10.Early Prediction of Mortality for Septic Patients Visiting Emergency Room Based on Explainable Machine Learning: A Real-World Multicenter Study
Sang Won PARK ; Na Young YEO ; Seonguk KANG ; Taejun HA ; Tae-Hoon KIM ; DooHee LEE ; Dowon KIM ; Seheon CHOI ; Minkyu KIM ; DongHoon LEE ; DoHyeon KIM ; Woo Jin KIM ; Seung-Joon LEE ; Yeon-Jeong HEO ; Da Hye MOON ; Seon-Sook HAN ; Yoon KIM ; Hyun-Soo CHOI ; Dong Kyu OH ; Su Yeon LEE ; MiHyeon PARK ; Chae-Man LIM ; Jeongwon HEO ; On behalf of the Korean Sepsis Alliance (KSA) Investigators
Journal of Korean Medical Science 2024;39(5):e53-
Background:
Worldwide, sepsis is the leading cause of death in hospitals. If mortality rates in patients with sepsis can be predicted early, medical resources can be allocated efficiently. We constructed machine learning (ML) models to predict the mortality of patients with sepsis in a hospital emergency department.
Methods:
This study prospectively collected nationwide data from an ongoing multicenter cohort of patients with sepsis identified in the emergency department.
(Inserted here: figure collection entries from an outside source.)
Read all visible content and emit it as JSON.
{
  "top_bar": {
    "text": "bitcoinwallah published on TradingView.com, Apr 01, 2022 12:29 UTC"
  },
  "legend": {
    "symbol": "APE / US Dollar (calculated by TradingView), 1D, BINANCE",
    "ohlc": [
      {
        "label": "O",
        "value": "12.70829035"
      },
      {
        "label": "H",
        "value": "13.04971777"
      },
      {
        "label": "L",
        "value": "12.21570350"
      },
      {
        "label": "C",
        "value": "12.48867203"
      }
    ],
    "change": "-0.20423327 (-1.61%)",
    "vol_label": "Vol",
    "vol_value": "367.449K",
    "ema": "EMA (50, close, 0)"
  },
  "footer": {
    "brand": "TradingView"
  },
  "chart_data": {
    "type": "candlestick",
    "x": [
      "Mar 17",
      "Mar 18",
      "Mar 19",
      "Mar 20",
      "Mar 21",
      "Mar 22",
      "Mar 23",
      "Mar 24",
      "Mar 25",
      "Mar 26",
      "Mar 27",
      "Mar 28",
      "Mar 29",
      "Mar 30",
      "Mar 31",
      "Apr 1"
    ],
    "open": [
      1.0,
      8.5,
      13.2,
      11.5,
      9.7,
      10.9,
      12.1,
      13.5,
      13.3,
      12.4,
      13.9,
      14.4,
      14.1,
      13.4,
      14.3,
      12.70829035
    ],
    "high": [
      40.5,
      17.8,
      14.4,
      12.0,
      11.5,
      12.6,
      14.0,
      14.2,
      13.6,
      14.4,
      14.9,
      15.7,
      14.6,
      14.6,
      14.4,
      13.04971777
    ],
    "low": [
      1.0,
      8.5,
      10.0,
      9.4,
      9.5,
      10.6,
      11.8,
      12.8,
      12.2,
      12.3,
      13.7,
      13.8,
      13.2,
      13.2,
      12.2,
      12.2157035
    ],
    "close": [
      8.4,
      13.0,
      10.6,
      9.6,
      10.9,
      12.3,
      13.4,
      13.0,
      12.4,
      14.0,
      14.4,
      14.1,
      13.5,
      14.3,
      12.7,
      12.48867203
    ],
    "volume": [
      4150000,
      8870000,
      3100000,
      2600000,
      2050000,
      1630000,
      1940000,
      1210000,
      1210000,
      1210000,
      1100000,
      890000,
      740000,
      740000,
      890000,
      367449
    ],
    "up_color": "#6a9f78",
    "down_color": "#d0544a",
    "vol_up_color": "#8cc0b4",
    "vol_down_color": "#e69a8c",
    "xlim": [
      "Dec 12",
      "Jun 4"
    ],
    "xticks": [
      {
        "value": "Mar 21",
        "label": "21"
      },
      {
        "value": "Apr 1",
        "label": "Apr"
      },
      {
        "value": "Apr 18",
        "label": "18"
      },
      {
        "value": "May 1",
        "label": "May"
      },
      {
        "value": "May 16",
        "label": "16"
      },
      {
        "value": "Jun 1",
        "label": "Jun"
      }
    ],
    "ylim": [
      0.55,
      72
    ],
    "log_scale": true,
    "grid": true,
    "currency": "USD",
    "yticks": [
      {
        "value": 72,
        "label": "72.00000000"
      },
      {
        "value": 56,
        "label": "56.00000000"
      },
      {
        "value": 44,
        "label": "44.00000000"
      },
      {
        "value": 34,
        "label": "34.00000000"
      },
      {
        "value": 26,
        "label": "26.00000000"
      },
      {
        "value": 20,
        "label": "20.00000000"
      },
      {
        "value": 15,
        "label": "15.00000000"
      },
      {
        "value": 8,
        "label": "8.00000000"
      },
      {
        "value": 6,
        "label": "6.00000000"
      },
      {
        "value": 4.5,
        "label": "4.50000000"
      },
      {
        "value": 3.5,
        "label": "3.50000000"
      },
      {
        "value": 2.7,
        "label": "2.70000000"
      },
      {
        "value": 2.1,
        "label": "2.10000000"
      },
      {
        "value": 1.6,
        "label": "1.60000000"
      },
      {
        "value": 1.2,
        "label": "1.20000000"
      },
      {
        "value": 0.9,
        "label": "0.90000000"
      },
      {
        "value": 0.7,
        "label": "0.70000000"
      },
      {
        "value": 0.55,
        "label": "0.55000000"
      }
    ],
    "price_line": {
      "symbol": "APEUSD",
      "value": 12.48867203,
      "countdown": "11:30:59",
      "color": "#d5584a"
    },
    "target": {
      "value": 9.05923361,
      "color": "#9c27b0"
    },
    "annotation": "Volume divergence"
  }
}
Patients were enrolled from 19 hospitals between September 2019 and December 2020. For acquired data from 3,657 survivors and 1,455 deaths, six ML models (logistic regression, support vector machine, random forest, extreme gradient boosting [XGBoost], light gradient boosting machine, and categorical boosting [CatBoost]) were constructed using fivefold cross-validation to predict mortality. Through these models, 44 clinical variables measured on the day of admission were compared with six sequential organ failure assessment (SOFA) components (PaO 2 /FIO 2 [PF], platelets (PLT), bilirubin, cardiovascular, Glasgow Coma Scale score, and creatinine).The confidence interval (CI) was obtained by performing 10,000 repeated measurements via random sampling of the test dataset. All results were explained and interpreted using Shapley’s additive explanations (SHAP).
Results:
Of the 5,112 participants, CatBoost exhibited the highest area under the curve (AUC) of 0.800 (95% CI, 0.756–0.840) using clinical variables. Using the SOFA components for the same patient, XGBoost exhibited the highest AUC of 0.678 (95% CI, 0.626–0.730). As interpreted by SHAP, albumin, lactate, blood urea nitrogen, and international normalization ratio were determined to significantly affect the results. Additionally, PF and PLTs in the SOFA component significantly influenced the prediction results.
Conclusion
Newly established ML-based models achieved good prediction of mortality in patients with sepsis. Using several clinical variables acquired at the baseline can provide more accurate results for early predictions than using SOFA components. Additionally, the impact of each variable was identified.